Looking back, Tsuda gazed in silence at his wife’s face. It wasn’t only her husband who could be brought to a standstill by the power of the words that issued from the lips of this meticulously groomed young woman. The rickshaw man, still gripping the wooden traces in both hands, directed at O-Nobu a similarly curious gaze. Even passers-by couldn’t help glancing with interest at the couple.
“What is it? What did you forget?”
O-Nobu appeared to be deliberating.
“Wait just a minute. I’ll be right back.”
O-Nobu directed her man to turn around. Left behind in a state of psychological limbo, Tsuda watched her receding back in silence.
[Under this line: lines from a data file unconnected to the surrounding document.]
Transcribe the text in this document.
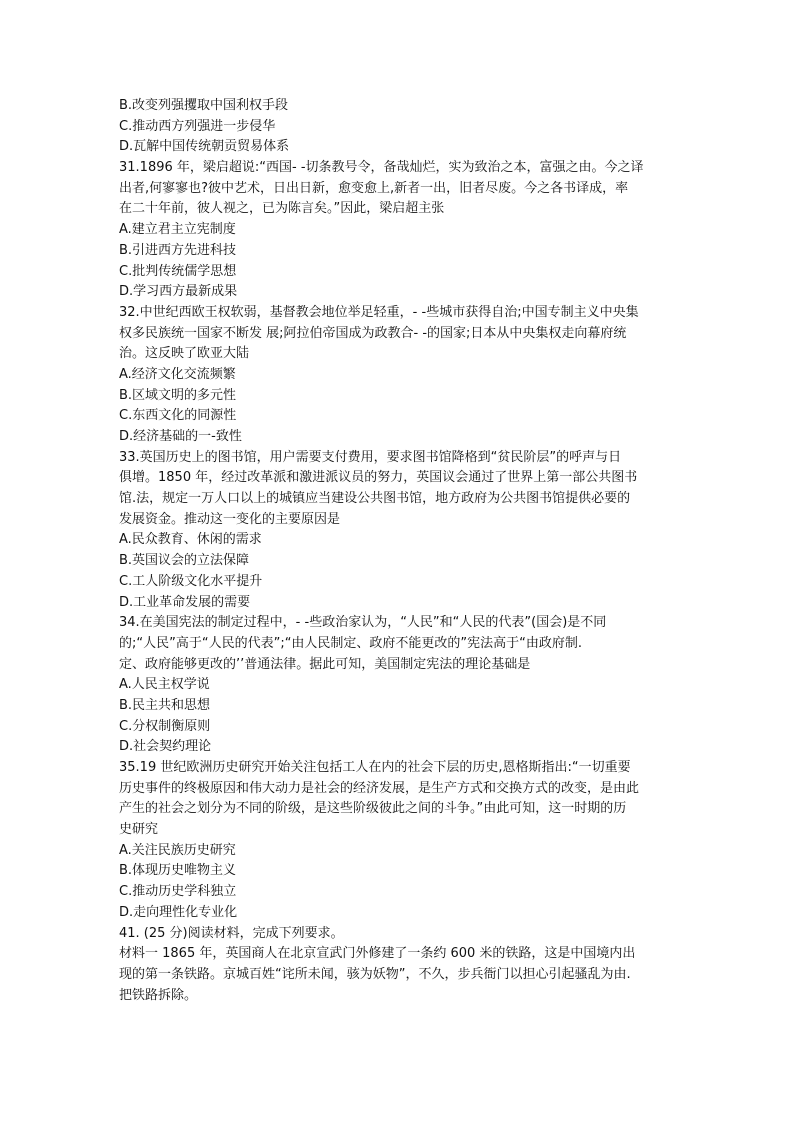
B.改变列强攫取中国利权手段
C.推动西方列强进一步侵华
D.瓦解中国传统朝贡贸易体系
31.1896 年，梁启超说:“西国- -切条教号令，备哉灿烂，实为致治之本，富强之由。今之译
出者,何寥寥也?彼中艺术，日出日新，愈变愈上,新者一出，旧者尽废。今之各书译成，率
在二十年前，彼人视之，已为陈言矣。”因此，梁启超主张
A.建立君主立宪制度
B.引进西方先进科技
C.批判传统儒学思想
D.学习西方最新成果
32.中世纪西欧王权软弱，基督教会地位举足轻重，- -些城市获得自治;中国专制主义中央集
权多民族统一国家不断发 展;阿拉伯帝国成为政教合- -的国家;日本从中央集权走向幕府统
治。这反映了欧亚大陆
A.经济文化交流频繁
B.区域文明的多元性
C.东西文化的同源性
D.经济基础的一-致性
33.英国历史上的图书馆，用户需要支付费用，要求图书馆降格到“贫民阶层”的呼声与日
俱增。1850 年，经过改革派和激进派议员的努力，英国议会通过了世界上第一部公共图书
馆.法，规定一万人口以上的城镇应当建设公共图书馆，地方政府为公共图书馆提供必要的
发展资金。推动这一变化的主要原因是
A.民众教育、休闲的需求
B.英国议会的立法保障
C.工人阶级文化水平提升
D.工业革命发展的需要
34.在美国宪法的制定过程中，- -些政治家认为，“人民”和“人民的代表”(国会)是不同
的;“人民”高于“人民的代表”;“由人民制定、政府不能更改的”宪法高于“由政府制.
定、政府能够更改的’’普通法律。据此可知，美国制定宪法的理论基础是
A.人民主权学说
B.民主共和思想
C.分权制衡原则
D.社会契约理论
35.19 世纪欧洲历史研究开始关注包括工人在内的社会下层的历史,恩格斯指出:“一切重要
历史事件的终极原因和伟大动力是社会的经济发展，是生产方式和交换方式的改变，是由此
产生的社会之划分为不同的阶级，是这些阶级彼此之间的斗争。”由此可知，这一时期的历
史研究
A.关注民族历史研究
B.体现历史唯物主义
C.推动历史学科独立
D.走向理性化专业化
41. (25 分)阅读材料，完成下列要求。
材料一 1865 年，英国商人在北京宣武门外修建了一条约 600 米的铁路，这是中国境内出
现的第一条铁路。京城百姓“诧所未闻，骇为妖物”，不久，步兵衙门以担心引起骚乱为由.
把铁路拆除。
The rickshaw disappeared around the corner, and when it presently reappeared it bore down with reckless speed. When she had pulled alongside Tsuda, O-Nobu took from her obi a foot-long metal chain and dangled it for him to see. At the end of the chain was a ring of five or six keys of varying sizes; as she held the chain aloft for Tsuda’s inspection, the keys jangled.
“I forgot this — I left it on top of the tansu.”
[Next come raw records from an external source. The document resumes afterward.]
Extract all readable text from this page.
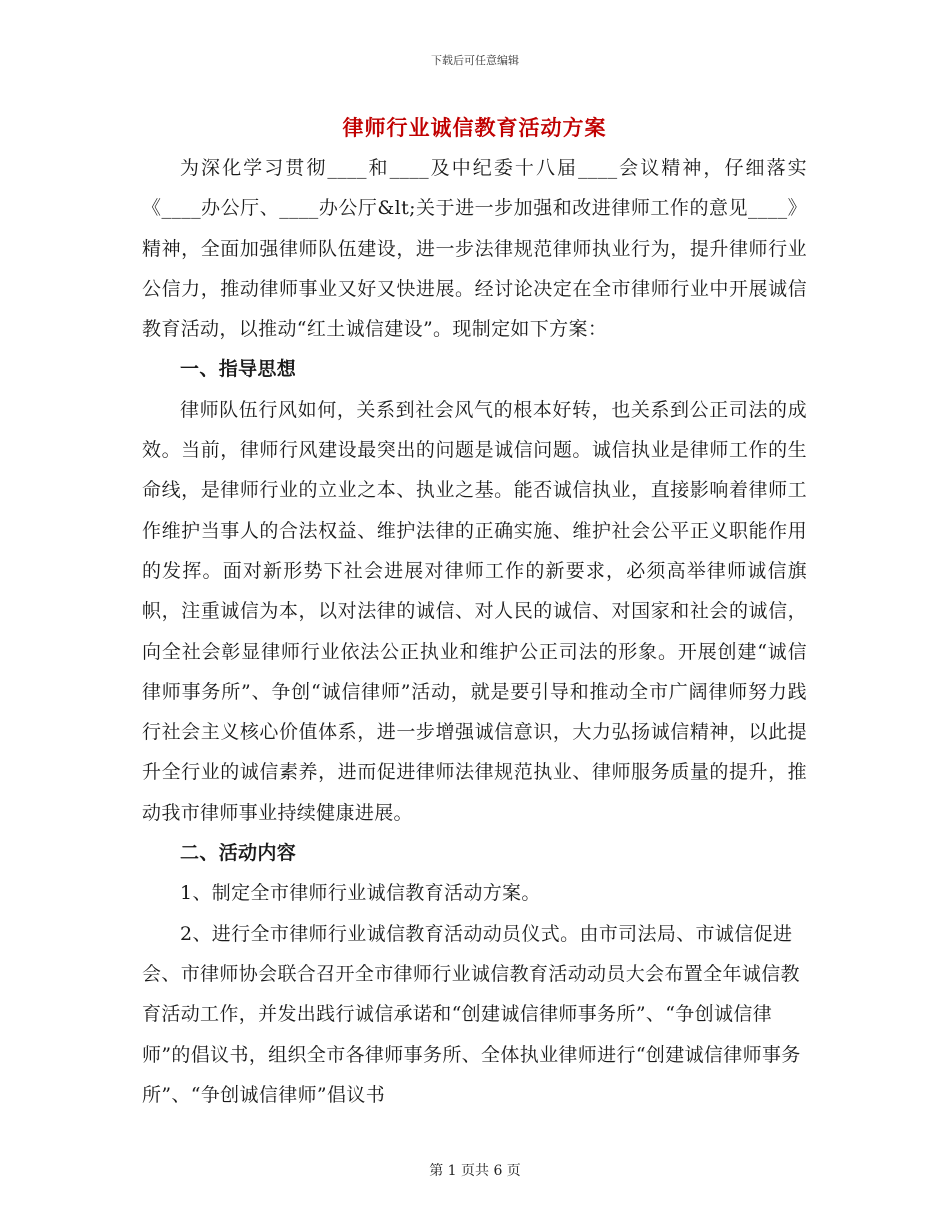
下载后可任意编辑
律师行业诚信教育活动方案

为深化学习贯彻____和____及中纪委十八届____会议精神，仔细落实《____办公厅、____办公厅&lt;关于进一步加强和改进律师工作的意见____》精神，全面加强律师队伍建设，进一步法律规范律师执业行为，提升律师行业公信力，推动律师事业又好又快进展。经讨论决定在全市律师行业中开展诚信教育活动，以推动“红土诚信建设”。现制定如下方案：

一、指导思想

律师队伍行风如何，关系到社会风气的根本好转，也关系到公正司法的成效。当前，律师行风建设最突出的问题是诚信问题。诚信执业是律师工作的生命线，是律师行业的立业之本、执业之基。能否诚信执业，直接影响着律师工作维护当事人的合法权益、维护法律的正确实施、维护社会公平正义职能作用的发挥。面对新形势下社会进展对律师工作的新要求，必须高举律师诚信旗帜，注重诚信为本，以对法律的诚信、对人民的诚信、对国家和社会的诚信，向全社会彰显律师行业依法公正执业和维护公正司法的形象。开展创建“诚信律师事务所”、争创“诚信律师”活动，就是要引导和推动全市广阔律师努力践行社会主义核心价值体系，进一步增强诚信意识，大力弘扬诚信精神，以此提升全行业的诚信素养，进而促进律师法律规范执业、律师服务质量的提升，推动我市律师事业持续健康进展。

二、活动内容

1、制定全市律师行业诚信教育活动方案。

2、进行全市律师行业诚信教育活动动员仪式。由市司法局、市诚信促进会、市律师协会联合召开全市律师行业诚信教育活动动员大会布置全年诚信教育活动工作，并发出践行诚信承诺和“创建诚信律师事务所”、“争创诚信律师”的倡议书，组织全市各律师事务所、全体执业律师进行“创建诚信律师事务所”、“争创诚信律师”倡议书

第 1 页共 6 页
In a household of only two and the maid, they took the precaution of locking up their valuables when they left the house together; accordingly, one of them had to carry the key chain.
“You keep them.”
O-Nobu stuffed the jangling keys back into her obi, patted them with her open hand, and smiled at Tsuda.
“Safe and sound.”
The rickshaws moved off again.
They arrived at the clinic slightly later than the appointed hour but not too late for morning office hours.
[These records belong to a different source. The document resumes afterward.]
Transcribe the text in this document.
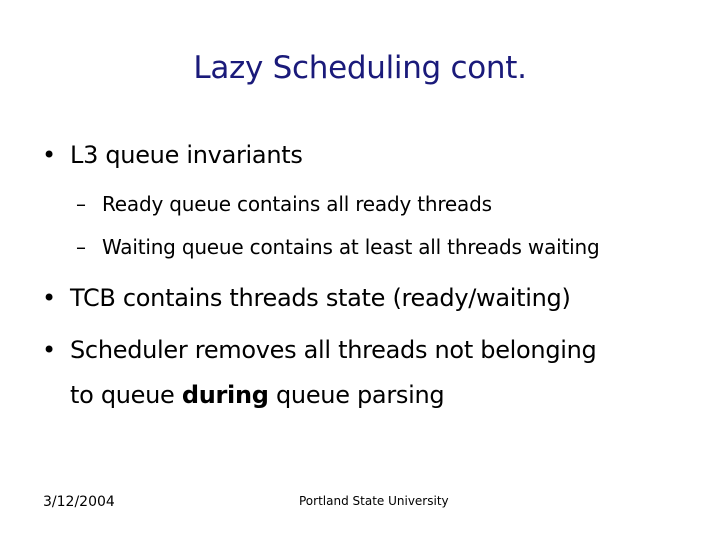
Lazy Scheduling cont.
• L3 queue invariants
– Ready queue contains all ready threads
– Waiting queue contains at least all threads waiting
• TCB contains threads state (ready/waiting)
• Scheduler removes all threads not belonging
to queue during queue parsing
3/12/2004	Portland State University
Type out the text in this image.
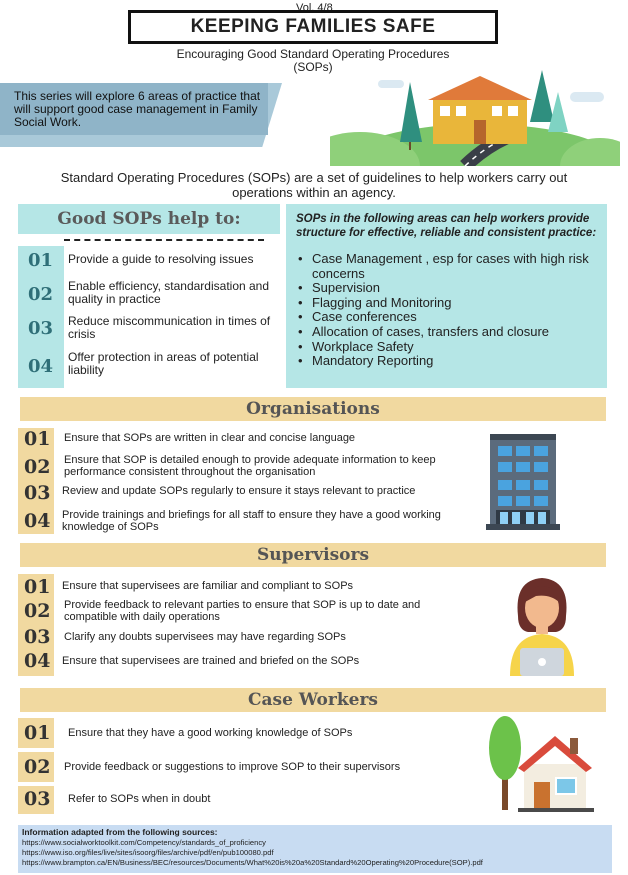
Vol. 4/8
KEEPING FAMILIES SAFE
Encouraging Good Standard Operating Procedures (SOPs)
This series will explore 6 areas of practice that will support good case management in Family Social Work.
Standard Operating Procedures (SOPs) are a set of guidelines to help workers carry out operations within an agency.
Good SOPs help to:
01 Provide a guide to resolving issues
02 Enable efficiency, standardisation and quality in practice
03 Reduce miscommunication in times of crisis
04 Offer protection in areas of potential liability
SOPs in the following areas can help workers provide structure for effective, reliable and consistent practice:
• Case Management , esp for cases with high risk concerns
• Supervision
• Flagging and Monitoring
• Case conferences
• Allocation of cases, transfers and closure
• Workplace Safety
• Mandatory Reporting
Organisations
01 Ensure that SOPs are written in clear and concise language
02 Ensure that SOP is detailed enough to provide adequate information to keep performance consistent throughout the organisation
03 Review and update SOPs regularly to ensure it stays relevant to practice
04 Provide trainings and briefings for all staff to ensure they have a good working knowledge of SOPs
Supervisors
01 Ensure that supervisees are familiar and compliant to SOPs
02 Provide feedback to relevant parties to ensure that SOP is up to date and compatible with daily operations
03 Clarify any doubts supervisees may have regarding SOPs
04 Ensure that supervisees are trained and briefed on the SOPs
Case Workers
01 Ensure that they have a good working knowledge of SOPs
02 Provide feedback or suggestions to improve SOP to their supervisors
03 Refer to SOPs when in doubt
Information adapted from the following sources:
https://www.socialworktoolkit.com/Competency/standards_of_proficiency
https://www.iso.org/files/live/sites/isoorg/files/archive/pdf/en/pub100080.pdf
https://www.brampton.ca/EN/Business/BEC/resources/Documents/What%20is%20a%20Standard%20Operating%20Procedure(SOP).pdf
Troubled by the thought of sitting side by side in the waiting room, Tsuda stepped to the prescriptions window as soon as they were inside.
“May I go straight up to the second floor?”
The student at the window summoned from the back the apprentice nurse. No more than sixteen or seventeen, she bowed to Tsuda with an easy smile and then, noticing O-Nobu standing at his side, as though put off a little by her splendor, frowned as if to say, “Who let this peacock in?” When O-Nobu stepped into the silence and spoke first, thanking her in advance for her trouble, the nurse also dipped her head in her direction as though noticing her for the first time.
“Can you carry this for me?”
Tsuda handed the nurse the satchel he had taken from the rickshaw man and moved toward the stairs to the second floor.
“This way, O-Nobu.”
O-Nobu, who had been standing in the entrance peering at the patients in the waiting room, hastened to follow Tsuda up the stairs.
“My goodness! It’s gloomy in there.”
Fortunately, the second floor, open to the south and east, was light.
O-Nobu slid open the shoji and stepped onto the deck. Eyeing the clothes drying just below at the Western laundry, she turned back to Tsuda.
“At least it’s cheerier up here — this is quite a decent room. The tatami are stained, though—”
Formerly a house used by someone’s mistress, a contractor perhaps, even the second floor, which had been remodeled, retained somehow a hint of its flavorful past.
“It’s old all right, but it might just be nicer than our second floor.”
Having observed the dazzling white of the laundry in the sun in a fresh, autumn mood, Tsuda glanced around him as he spoke at the ceiling, soot-darkened over time, and the decorative posts on either side of the alcove.